The rapid advancement of generative AI has enabled the creation of highly realistic forged facial images, posing significant threats to AI security, digital media integrity, and public trust. Face forgery techniques, ranging from face swapping and attribute editing to powerful diffusion-based image synthesis, are increasingly being used for malicious purposes such as misinformation, identity fraud, and defamation. This growing challenge underscores the urgent need for robust and generalizable face forgery detection methods as a critical component of AI security infrastructure. In this work, we propose a novel dual-branch convolutional neural network for face forgery detection that leverages complementary cues from both spatial and frequency domains. The RGB branch captures semantic information, while the frequency branch focuses on high-frequency artifacts that are difficult for generative models to suppress. A channel attention module is introduced to adaptively fuse these heterogeneous features, highlighting the most informative channels for forgery discrimination. To guide the network's learning process, we design a unified loss function, FSC Loss, that combines focal loss, supervised contrastive loss, and a frequency center margin loss to enhance class separability and robustness. We evaluate our model on the DiFF benchmark, which includes forged images generated from four representative methods: text-to-image, image-to-image, face swap, and face edit.

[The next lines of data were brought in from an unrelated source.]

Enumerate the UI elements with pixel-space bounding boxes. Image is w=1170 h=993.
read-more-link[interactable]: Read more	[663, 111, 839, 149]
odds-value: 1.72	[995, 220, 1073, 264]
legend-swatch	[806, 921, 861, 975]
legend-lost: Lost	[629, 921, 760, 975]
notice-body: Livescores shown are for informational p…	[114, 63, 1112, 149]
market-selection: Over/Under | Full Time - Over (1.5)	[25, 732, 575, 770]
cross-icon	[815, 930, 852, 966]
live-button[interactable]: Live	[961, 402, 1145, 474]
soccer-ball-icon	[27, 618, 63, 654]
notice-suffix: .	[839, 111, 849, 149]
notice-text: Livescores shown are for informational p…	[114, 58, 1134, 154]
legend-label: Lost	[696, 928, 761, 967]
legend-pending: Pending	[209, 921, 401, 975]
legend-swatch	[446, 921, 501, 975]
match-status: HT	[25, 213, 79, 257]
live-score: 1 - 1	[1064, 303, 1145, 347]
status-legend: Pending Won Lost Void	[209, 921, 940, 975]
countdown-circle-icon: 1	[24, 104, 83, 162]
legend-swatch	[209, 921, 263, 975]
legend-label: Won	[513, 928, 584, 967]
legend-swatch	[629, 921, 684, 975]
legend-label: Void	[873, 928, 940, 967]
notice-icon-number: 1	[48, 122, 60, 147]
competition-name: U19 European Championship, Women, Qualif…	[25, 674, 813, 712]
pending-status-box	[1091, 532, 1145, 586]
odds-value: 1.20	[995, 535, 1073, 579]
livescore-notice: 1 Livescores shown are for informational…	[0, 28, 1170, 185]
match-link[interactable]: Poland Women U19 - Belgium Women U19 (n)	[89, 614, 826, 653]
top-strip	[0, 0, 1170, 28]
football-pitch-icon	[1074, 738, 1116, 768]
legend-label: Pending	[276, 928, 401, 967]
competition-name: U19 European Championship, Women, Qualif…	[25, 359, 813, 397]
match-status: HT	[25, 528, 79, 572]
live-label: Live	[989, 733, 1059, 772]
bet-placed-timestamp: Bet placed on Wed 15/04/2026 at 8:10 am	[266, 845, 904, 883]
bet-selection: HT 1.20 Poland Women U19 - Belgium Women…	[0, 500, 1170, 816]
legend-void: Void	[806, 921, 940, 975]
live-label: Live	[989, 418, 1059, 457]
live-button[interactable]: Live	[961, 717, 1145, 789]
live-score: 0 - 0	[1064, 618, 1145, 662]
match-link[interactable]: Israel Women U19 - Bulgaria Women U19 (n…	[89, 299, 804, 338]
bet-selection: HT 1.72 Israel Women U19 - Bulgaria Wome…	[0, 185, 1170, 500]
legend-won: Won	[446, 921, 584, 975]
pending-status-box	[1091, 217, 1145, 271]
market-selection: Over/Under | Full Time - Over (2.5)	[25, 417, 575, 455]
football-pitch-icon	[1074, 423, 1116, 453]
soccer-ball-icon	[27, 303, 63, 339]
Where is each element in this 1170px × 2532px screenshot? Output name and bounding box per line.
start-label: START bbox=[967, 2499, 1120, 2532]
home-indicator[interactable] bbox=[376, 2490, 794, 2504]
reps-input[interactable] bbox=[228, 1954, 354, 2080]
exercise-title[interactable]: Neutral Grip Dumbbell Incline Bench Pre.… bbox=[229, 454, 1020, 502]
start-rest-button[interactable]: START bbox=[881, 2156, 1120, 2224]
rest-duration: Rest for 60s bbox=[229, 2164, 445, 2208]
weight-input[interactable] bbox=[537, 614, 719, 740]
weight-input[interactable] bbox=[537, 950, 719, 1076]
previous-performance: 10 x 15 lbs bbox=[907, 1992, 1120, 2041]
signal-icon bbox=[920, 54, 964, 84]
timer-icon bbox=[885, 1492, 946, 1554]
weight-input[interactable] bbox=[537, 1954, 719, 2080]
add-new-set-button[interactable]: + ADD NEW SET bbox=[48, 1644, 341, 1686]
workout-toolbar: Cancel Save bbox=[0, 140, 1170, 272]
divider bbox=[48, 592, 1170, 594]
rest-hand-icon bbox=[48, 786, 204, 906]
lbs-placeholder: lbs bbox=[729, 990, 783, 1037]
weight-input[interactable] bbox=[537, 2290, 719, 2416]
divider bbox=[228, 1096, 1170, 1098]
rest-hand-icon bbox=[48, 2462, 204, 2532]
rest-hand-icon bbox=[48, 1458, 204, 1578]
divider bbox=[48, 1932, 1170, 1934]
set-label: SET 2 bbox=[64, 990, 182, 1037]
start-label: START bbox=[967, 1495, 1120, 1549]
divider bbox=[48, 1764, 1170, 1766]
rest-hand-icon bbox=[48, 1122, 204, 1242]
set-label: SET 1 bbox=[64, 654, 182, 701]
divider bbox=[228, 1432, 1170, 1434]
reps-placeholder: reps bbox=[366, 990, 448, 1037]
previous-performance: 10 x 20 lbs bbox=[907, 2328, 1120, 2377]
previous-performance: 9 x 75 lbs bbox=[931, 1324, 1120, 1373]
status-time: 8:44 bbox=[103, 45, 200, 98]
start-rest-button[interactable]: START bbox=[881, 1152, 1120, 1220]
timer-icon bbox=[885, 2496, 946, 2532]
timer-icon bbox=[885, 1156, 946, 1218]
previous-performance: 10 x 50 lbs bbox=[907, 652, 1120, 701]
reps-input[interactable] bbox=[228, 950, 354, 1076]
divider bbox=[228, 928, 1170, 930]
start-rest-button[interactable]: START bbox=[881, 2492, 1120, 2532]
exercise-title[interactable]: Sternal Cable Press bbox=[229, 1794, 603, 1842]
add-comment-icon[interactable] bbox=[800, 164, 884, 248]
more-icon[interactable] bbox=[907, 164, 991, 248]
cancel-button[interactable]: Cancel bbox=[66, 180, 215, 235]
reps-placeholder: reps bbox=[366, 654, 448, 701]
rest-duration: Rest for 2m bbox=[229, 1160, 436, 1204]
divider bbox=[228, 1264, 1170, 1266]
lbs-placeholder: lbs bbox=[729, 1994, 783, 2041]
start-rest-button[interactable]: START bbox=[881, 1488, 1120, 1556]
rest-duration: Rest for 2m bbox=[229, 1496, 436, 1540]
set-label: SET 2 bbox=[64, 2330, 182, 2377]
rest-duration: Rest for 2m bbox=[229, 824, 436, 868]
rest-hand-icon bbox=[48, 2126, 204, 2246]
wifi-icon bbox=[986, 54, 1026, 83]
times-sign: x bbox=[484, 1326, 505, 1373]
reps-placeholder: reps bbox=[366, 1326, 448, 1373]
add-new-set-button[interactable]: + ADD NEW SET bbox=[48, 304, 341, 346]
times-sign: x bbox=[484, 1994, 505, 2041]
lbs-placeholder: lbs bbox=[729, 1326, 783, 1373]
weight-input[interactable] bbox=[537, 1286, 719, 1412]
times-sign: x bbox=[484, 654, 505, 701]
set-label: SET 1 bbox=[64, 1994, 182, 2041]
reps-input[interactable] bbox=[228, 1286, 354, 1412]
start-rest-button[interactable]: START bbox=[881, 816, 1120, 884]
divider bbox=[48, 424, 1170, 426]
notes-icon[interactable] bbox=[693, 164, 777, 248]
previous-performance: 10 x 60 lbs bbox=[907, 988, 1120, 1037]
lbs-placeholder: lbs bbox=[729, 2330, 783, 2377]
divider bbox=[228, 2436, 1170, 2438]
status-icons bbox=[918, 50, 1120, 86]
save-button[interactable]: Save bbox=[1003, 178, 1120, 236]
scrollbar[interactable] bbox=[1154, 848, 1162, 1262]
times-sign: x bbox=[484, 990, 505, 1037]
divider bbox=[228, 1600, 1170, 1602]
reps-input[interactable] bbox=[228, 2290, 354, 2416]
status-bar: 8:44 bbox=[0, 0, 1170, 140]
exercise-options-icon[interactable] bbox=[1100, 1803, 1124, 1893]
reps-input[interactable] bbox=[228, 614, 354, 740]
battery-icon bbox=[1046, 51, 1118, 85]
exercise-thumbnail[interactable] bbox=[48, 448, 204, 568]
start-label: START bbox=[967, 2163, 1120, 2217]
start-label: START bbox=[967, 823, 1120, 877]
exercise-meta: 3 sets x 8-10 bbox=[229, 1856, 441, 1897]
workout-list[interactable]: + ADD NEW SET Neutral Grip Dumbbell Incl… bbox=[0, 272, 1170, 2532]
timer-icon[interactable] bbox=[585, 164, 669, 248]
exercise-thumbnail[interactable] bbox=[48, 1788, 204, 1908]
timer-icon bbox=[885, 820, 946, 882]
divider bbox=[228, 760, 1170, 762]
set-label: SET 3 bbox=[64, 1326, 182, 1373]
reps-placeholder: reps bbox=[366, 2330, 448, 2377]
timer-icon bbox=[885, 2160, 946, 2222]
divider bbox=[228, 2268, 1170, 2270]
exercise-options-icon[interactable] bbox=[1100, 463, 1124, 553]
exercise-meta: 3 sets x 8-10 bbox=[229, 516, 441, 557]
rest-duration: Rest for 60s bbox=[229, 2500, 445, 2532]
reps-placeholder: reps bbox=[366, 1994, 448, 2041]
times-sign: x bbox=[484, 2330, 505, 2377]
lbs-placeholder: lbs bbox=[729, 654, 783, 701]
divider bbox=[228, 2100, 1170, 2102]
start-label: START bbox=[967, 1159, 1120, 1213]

Our method achieves strong performance across all categories and outperforms average human accuracy. These results demonstrate the model's effectiveness and its potential contribution to safeguarding AI ecosystems against visual forgery attacks.

Paper Structure

This paper contains 9 sections, 5 equations, 2 figures, 4 tables.

Figures (2)

  • Figure 1: Detailed pipelines for generating diffusion-based facial forgeries under four conditions. (a) T2I: Prompts are extracted from face images and fed into a diffusion model to synthesize new faces. (b) I2I: The dataset is divided by identities (e.g., identity $a$ to $n$), and each identity is used to fine-tune a separate diffusion model to generate diverse images of that specific identity. (c) FS: The dataset is split into source and target subsets; the diffusion model swaps identity features between the two subsets to produce realistic swapped faces. (d) FE: Prompts and face images are extracted, the prompts are modified, and the updated prompts are passed to a diffusion model to edit attributes such as expression, age, or style while preserving the core facial features.
  • Figure 2: Overview of the proposed dual-branch detection framework. The RGB image is processed through a ResNet-50 backbone, while its frequency representation (obtained via FFT) is passed through a ResNet-34. The resulting features are concatenated and refined using a Channel Attention Module, which adaptively emphasizes informative channels. The fused feature is then pooled and passed through fully connected layers for real-vs-fake prediction.